This application is deployed internally at the University of Idaho. Only the latest version on the main branch receives security updates.

If you discover a security vulnerability in this application, please report it responsibly:

1. Do not open a public GitHub issue for security vulnerabilities.
2. Email iids-security@uidaho.edu with:
   • Description of the vulnerability
   • Steps to reproduce
   • Potential impact assessment
   • Suggested fix (if available)
3. You will receive an acknowledgment within 2 business days.
4. We aim to provide a fix or mitigation within 10 business days for critical issues.

The following are in scope for security reports:

• The UCM Daily Register web application (frontend and backend)
• API endpoints and data handling
• Authentication and authorization mechanisms
• Data exposure or leakage vulnerabilities
• Dependency vulnerabilities in production runtime

The following are out of scope:

• The University of Idaho network infrastructure
• Third-party services (Anthropic, OpenAI, Trumba, PeopleAdmin)
• Denial-of-service attacks
• Social engineering

The application uses a header-based role system (X-User-Role) that relies on the reverse proxy and network controls to set the header correctly. There is no application-level token verification.

Known limitation: This model is appropriate for an internal tool behind university network controls but would not be suitable for a publicly exposed application without additional authentication hardening (JWT, OAuth, or SAML integration).
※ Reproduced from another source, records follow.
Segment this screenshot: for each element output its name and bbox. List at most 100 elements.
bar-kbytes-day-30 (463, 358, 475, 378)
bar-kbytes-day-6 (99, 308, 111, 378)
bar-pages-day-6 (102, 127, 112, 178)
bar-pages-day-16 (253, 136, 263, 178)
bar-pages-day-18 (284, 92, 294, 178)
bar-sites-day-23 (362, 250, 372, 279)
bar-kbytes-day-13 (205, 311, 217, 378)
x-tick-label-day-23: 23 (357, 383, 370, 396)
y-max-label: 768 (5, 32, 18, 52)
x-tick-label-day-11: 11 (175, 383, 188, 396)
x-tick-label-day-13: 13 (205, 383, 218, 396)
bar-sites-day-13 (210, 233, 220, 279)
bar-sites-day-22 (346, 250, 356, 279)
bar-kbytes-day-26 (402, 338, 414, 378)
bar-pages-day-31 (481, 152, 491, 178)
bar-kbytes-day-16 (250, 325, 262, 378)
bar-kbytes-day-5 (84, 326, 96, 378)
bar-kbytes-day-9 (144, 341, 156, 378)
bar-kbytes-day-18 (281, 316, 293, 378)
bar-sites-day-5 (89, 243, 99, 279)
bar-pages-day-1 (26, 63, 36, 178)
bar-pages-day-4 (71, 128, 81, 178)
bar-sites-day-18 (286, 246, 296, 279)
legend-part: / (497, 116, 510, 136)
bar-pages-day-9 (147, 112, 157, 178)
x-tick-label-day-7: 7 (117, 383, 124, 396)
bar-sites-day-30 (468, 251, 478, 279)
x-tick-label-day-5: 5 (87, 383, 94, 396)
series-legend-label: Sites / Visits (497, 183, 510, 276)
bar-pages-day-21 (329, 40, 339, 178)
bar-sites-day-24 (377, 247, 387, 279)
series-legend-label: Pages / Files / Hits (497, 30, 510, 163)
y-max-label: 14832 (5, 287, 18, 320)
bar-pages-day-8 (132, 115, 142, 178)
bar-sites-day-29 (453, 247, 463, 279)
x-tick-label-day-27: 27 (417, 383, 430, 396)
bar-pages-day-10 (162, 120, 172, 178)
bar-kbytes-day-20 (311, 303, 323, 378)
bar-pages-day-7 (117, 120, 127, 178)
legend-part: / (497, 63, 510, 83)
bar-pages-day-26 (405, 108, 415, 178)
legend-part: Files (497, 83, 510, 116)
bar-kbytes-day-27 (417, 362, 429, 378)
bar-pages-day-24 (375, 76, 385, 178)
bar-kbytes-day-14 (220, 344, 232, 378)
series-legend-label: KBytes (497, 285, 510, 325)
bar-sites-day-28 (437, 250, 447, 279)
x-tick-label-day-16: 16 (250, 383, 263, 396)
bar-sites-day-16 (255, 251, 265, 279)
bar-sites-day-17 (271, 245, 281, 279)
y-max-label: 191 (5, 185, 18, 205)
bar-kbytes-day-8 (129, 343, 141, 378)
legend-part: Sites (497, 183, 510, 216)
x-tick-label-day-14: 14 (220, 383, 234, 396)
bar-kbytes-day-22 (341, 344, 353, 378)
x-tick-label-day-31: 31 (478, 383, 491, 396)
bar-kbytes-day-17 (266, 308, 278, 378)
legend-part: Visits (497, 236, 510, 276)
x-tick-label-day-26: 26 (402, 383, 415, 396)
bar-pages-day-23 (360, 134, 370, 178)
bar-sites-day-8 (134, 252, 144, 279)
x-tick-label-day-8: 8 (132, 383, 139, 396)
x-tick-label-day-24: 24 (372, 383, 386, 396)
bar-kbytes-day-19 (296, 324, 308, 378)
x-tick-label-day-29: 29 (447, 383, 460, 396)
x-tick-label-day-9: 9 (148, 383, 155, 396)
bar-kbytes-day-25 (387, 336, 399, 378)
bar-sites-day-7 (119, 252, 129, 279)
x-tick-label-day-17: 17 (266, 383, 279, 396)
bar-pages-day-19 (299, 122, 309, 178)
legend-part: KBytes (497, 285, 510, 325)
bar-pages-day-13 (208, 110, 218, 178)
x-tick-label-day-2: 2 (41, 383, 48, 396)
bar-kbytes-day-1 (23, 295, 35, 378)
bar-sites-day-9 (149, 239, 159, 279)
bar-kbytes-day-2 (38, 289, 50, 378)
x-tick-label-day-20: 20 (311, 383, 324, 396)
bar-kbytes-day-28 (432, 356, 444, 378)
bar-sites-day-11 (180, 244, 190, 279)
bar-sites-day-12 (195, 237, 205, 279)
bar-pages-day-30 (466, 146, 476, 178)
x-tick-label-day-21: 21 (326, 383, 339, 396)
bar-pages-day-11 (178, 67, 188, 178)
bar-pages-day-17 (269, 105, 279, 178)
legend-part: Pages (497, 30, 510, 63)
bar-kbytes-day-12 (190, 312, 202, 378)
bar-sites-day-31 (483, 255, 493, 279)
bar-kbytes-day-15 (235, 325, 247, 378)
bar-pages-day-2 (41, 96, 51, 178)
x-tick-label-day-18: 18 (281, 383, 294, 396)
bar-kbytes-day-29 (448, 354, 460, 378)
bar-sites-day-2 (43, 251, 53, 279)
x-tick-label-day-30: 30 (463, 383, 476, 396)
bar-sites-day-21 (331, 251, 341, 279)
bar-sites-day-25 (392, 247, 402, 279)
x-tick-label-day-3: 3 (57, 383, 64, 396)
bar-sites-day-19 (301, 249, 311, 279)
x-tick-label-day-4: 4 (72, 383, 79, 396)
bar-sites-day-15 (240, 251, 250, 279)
• PII minimization: Only submitter name and email are collected. These are not included in AI prompts or published newsletters.
• Secrets: API keys and database credentials are managed via environment variables, never committed to the repository.
• CORS: Configurable allowed origins via CORS_ORIGINS environment variable.
• Input validation: All API inputs validated via Pydantic schemas before processing.
• SQL injection: Mitigated by SQLAlchemy ORM (parameterized queries throughout).
• XSS: React frontend provides built-in XSS protection. HTML in newsletter content is sanitized during .docx export.

Content sent to external LLM providers (Anthropic, OpenAI) is limited to submission headlines, bodies, and notes. No PII fields (name, email) are included in prompts. See Data Governance for details.

The on-premises MindRouter provider keeps all data within University of Idaho infrastructure.

• Restricted to image formats (JPEG, PNG, GIF, WebP)
• Maximum file size: 10 MB
• Files renamed to UUID on upload (original filename discarded)
• Stored on a dedicated Docker volume, not served directly by the application

• Before each production deployment: Run pip-audit and npm audit
• Monthly during active development: Review SBOM and audit reports
• On security advisory notification: Patch critical vulnerabilities within 5 business days

Software Bill of Materials in CycloneDX format is maintained in the sbom/ directory. See sbom/README.md for regeneration instructions and the latest vulnerability report.

See sbom/README.md for the latest vulnerability audit results.

• Server: Internal university infrastructure (openera.insight.uidaho.edu)
• Network: Custom 10.x.x.x subnet (not publicly routable)
• TLS: Terminated at the university reverse proxy / load balancer
• Containers: Only the nginx frontend container has a host port mapping; the backend is internal to the Docker network
• Database: External PostgreSQL on a shared Docker network (insight-db-net), accessible only within the server environment

Secrets are injected at container startup via environment variables. They are never logged, committed, or exposed via API responses.